En d’autres termes, il permet à la métropole lyonnaise de bénéficier de ressources dynamiques supplémentaires, en modifiant la quote-part de la cotisation sur la valeur ajoutée des entreprises, la CVAE.
La métropole est tout bonnement exemptée de verser à la région Auvergne-Rhône-Alpes 25 % de la CVAE que cette dernière doit percevoir en 2018 au titre de la compensation du transfert de compétences prévue par la loi du 7 août 2015 portant nouvelle organisation territoriale de la République, la loi NOTRe. La disposition lui permet ainsi d’augmenter ses ressources fiscales, au détriment, bien sûr, de la région Auvergne-Rhône-Alpes et crée un principe d’exception.
Le présent amendement vise à rétablir l’égalité républicaine des territoires et des collectivités. Mais notre préoccupation est également d’éviter la création de métropoles à deux vitesses.

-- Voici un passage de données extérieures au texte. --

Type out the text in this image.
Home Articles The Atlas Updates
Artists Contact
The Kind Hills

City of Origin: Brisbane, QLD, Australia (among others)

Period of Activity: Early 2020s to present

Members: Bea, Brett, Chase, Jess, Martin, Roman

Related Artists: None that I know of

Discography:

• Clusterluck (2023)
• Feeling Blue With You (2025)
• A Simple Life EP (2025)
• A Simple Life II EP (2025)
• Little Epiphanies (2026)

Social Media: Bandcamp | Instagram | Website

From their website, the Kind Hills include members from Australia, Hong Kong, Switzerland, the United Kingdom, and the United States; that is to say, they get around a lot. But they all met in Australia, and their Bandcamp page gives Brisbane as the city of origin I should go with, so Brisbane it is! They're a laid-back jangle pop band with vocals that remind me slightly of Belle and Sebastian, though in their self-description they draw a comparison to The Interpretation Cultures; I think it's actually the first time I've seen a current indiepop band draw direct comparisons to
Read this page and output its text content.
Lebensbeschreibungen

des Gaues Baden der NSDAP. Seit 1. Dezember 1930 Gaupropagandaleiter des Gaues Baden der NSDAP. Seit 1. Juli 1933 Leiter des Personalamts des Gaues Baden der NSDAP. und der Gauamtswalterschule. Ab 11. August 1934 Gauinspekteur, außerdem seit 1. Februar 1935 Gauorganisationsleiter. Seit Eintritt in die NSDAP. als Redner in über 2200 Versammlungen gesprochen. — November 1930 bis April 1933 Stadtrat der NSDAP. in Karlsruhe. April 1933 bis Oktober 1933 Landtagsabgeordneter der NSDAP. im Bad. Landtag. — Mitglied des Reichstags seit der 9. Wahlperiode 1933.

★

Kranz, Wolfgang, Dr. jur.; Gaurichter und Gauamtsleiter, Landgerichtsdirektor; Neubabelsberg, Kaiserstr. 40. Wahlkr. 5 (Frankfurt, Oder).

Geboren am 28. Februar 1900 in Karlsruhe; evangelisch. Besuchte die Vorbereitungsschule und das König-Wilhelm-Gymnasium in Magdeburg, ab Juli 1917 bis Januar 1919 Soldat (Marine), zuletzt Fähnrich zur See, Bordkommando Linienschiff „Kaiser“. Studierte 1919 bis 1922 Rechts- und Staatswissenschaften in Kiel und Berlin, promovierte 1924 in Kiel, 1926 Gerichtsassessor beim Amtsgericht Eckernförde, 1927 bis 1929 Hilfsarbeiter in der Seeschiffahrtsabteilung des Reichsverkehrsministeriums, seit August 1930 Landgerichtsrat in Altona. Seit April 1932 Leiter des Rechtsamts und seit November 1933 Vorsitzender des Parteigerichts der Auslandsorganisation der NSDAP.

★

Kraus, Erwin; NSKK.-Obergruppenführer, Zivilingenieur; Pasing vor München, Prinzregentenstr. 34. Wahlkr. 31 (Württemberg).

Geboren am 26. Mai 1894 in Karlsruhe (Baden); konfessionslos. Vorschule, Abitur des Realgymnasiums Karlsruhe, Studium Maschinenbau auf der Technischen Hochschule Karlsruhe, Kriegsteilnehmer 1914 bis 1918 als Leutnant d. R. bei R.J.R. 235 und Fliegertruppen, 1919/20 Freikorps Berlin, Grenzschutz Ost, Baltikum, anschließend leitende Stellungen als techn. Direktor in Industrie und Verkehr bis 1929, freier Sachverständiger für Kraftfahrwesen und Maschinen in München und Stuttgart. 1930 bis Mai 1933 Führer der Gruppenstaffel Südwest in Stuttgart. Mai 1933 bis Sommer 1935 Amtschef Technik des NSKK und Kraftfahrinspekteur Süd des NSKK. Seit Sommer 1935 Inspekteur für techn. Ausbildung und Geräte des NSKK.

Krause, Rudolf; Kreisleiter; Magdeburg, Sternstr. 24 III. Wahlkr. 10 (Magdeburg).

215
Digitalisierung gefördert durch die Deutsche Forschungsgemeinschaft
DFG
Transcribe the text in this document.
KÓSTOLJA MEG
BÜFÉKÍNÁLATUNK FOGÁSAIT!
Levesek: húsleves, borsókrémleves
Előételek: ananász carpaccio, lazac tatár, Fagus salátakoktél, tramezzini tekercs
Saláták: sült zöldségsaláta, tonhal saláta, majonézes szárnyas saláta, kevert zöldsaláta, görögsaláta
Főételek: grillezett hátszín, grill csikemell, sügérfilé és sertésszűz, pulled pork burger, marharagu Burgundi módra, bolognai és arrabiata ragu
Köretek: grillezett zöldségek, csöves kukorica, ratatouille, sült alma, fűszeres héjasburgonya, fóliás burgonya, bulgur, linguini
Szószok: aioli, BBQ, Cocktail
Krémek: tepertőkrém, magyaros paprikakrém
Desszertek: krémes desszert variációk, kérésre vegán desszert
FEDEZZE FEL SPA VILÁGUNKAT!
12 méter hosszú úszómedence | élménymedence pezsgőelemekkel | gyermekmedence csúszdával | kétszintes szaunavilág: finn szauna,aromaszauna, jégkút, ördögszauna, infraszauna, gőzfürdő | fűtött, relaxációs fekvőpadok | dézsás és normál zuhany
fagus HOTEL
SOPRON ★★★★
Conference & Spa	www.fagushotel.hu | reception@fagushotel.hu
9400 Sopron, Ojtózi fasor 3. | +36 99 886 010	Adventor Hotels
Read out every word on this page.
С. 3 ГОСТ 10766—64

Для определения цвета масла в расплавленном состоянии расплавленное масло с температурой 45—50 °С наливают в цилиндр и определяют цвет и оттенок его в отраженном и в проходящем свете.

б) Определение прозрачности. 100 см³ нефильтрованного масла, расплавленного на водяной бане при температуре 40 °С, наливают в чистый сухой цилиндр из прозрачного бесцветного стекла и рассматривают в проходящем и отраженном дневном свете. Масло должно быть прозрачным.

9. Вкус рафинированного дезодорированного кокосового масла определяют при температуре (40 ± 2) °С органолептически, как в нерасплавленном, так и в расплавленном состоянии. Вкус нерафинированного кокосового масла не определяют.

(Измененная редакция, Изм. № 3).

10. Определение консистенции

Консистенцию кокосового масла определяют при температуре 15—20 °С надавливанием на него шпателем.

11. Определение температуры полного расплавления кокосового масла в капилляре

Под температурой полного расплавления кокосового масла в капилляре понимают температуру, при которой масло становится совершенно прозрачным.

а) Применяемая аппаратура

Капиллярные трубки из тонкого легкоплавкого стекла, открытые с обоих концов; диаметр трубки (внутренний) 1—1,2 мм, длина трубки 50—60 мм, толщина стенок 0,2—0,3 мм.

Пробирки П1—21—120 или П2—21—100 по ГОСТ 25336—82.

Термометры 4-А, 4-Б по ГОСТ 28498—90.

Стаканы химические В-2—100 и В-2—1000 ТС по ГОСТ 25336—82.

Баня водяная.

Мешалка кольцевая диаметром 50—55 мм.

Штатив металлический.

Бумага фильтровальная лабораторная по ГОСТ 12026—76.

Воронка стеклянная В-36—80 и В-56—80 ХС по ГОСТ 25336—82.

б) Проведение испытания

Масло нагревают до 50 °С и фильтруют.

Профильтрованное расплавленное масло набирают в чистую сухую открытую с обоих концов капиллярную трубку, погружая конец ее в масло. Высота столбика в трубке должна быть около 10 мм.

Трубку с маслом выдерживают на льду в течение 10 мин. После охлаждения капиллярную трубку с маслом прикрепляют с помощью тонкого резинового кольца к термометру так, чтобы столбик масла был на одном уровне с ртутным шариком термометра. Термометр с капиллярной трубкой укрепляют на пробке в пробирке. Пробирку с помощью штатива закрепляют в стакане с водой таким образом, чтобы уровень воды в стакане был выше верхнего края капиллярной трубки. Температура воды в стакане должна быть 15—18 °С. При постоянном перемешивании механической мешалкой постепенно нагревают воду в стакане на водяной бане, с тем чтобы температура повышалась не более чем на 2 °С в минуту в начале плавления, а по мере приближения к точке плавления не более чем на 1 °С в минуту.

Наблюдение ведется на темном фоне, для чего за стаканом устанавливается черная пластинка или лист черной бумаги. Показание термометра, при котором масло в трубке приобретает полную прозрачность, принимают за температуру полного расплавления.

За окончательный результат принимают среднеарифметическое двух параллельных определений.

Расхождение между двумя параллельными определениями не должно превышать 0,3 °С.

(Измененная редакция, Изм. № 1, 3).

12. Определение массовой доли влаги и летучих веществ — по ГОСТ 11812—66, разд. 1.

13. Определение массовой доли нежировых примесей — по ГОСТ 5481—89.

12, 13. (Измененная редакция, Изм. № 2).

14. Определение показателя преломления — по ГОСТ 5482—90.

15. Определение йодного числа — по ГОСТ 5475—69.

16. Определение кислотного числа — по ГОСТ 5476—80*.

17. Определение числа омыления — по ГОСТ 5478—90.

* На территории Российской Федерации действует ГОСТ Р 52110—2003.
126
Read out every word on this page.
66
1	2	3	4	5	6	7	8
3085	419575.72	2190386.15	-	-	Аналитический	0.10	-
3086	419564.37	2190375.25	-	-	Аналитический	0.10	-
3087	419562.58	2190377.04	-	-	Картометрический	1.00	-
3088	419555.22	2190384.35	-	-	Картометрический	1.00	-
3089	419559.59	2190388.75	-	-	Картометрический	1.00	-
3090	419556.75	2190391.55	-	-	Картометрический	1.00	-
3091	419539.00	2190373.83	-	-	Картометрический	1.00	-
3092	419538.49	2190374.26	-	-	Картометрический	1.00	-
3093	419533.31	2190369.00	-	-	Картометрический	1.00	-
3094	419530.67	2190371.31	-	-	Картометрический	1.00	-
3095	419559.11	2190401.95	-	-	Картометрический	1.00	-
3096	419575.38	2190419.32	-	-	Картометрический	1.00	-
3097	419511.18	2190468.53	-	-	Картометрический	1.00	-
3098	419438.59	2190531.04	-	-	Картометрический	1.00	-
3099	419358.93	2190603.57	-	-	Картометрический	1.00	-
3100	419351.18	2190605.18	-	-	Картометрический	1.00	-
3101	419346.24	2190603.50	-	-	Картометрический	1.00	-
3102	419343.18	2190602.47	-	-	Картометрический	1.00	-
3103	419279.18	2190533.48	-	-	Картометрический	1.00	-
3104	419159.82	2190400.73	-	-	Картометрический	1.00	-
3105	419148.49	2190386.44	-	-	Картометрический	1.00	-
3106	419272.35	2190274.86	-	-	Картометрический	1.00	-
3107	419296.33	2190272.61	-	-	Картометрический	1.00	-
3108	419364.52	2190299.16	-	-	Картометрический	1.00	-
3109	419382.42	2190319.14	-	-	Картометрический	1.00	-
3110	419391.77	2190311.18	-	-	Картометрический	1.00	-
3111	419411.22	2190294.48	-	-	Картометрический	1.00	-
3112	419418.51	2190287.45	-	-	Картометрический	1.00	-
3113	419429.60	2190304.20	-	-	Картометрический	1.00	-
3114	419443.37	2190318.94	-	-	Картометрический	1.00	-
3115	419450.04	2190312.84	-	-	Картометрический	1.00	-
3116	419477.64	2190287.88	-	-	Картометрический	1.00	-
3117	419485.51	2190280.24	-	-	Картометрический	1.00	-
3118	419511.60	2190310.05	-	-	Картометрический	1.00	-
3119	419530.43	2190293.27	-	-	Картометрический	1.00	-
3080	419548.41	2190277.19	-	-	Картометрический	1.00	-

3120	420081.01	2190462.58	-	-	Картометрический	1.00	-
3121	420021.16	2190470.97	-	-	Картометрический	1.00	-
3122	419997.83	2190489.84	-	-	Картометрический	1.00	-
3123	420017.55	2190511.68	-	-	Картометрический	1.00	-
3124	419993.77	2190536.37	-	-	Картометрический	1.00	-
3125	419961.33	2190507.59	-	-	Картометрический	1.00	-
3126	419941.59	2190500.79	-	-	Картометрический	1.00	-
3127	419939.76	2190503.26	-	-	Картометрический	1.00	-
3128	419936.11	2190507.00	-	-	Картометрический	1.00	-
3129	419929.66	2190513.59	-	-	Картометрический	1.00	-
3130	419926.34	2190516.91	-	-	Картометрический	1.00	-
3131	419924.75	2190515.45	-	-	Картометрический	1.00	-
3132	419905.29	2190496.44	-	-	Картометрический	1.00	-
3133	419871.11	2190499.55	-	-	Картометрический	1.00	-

M. le président. La parole est à M. Daniel Gremillet, pour présenter l’amendement n° II-313 rectifié.
M. Daniel Gremillet. L’article 41 bis revient sur les conditions de financement, prévues dans la loi NOTRe, du transfert aux régions de la compétence départementale des transports non urbains. Il instaure un traitement spécial, unique en France, pour la seule métropole de Lyon.
Le financement de ce transfert de compétence départementale vers les régions repose sur un transfert de CVAE de tous les départements vers toutes les régions.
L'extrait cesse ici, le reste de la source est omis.